But much as he likes to shock, Duffield has always been out to prove himself. Educated at Harrow, he took a degree in biochemistry at Oxford, where he met Vivien, daughter of Charles Clore, the Sears retail tycoon. "I think her father thought I married her for money," he says. "Actually, I loved her." But a driving factor behind founding Jupiter after their bitter divorce was the desire to prove his own money-making powers. "Money is how you keep the score." He has remained a bachelor ever since: living the good life on his two farms in Oxfordshire and Berkshire and usually beginning his working day at around 11.00am a late start for the City. While he demands strict dress standards from his people, he cultivates an unflashy image, says The Guardian: he is "Croesus in a Mondeo and an M&S pully".

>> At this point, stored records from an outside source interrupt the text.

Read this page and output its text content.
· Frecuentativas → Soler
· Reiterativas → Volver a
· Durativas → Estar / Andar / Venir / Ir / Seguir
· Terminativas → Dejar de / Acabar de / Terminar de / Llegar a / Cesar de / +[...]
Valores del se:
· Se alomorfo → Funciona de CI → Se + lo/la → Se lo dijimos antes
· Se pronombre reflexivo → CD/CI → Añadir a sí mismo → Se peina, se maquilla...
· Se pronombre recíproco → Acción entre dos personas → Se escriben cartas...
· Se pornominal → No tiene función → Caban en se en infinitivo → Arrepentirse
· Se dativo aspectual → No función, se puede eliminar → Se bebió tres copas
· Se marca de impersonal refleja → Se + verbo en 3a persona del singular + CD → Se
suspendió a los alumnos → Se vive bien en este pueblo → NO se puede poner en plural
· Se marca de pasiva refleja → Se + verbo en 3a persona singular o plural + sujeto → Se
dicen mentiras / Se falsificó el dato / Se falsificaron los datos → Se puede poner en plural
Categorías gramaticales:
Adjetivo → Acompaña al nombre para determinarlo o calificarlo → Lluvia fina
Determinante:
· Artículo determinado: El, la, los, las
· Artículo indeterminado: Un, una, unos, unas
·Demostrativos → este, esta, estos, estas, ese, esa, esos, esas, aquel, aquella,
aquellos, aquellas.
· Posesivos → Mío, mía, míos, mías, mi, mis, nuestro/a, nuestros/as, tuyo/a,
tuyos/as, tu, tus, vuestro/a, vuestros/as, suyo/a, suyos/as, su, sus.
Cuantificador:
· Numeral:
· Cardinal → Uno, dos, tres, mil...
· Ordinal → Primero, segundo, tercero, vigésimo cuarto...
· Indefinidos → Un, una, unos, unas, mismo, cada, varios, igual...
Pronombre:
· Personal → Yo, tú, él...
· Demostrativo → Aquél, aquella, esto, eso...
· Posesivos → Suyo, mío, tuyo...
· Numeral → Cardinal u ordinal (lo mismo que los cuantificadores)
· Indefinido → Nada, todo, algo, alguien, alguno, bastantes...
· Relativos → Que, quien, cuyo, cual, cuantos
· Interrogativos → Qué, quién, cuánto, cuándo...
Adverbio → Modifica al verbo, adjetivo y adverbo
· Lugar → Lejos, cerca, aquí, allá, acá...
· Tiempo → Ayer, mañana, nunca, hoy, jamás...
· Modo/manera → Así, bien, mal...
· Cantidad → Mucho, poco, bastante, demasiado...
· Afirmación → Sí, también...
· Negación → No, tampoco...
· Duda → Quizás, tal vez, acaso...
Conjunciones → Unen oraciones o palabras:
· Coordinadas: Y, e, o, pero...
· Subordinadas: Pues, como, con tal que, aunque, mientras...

Duffield is said to be "deeply sad" about New Star's troubles. But we shouldn't feel too sorry for him, says The Independent. He is, after all, a multi-millionaire. And, on past form, it won't be long before he's back, says The Mail on Sunday. Whatever else one might say about him, he is "one of life's optimists".
Intolerant of failure, but a sucker for fashionable guff
John Duffield "takes no prisoners", says Chris Blackhurst in the Evening Standard. A perfectionist, intolerant of failure, he ran a "harsh and sometimes brutal regime".
Duffield's genius lay not in investment per se, but in having an eye for talent. Never a "feted stockpicker", notes The Times, he established himself as "a manager of managers". Latterly, however, he stands accused of not being ruthless enough. Having poached big names, such as Stephen Whittaker, he was slow to act on poor performance. Whittaker's UK Growth Fund has been languishing for years, says The Daily Telegraph, yet he was only let go last month.
One reason could be Duffield's inherent bullishness. "In everyone's life there are five or six moments that represent real buying opportunities. Now is such a time," he told the Mail on Sunday in March, when New Star was already suffering heavy outflows. He was similarly upbeat about property boasting that New Star, unlike rivals, had never contemplated shutting the door on investors wanting to exit its property fund. They're locked in now.
But Duffield's biggest mistake, says the FT, was falling for the fashionable guff that the balance sheet would be made "more efficient" if he leveraged the company and returned cash to shareholders. Sure, it pleased his fund manager "stars" for them, financial reward was the quid pro quo for having a difficult boss. But the worry now is that many will simply walk away. Duffield is "about to discover whether money really can buy you love".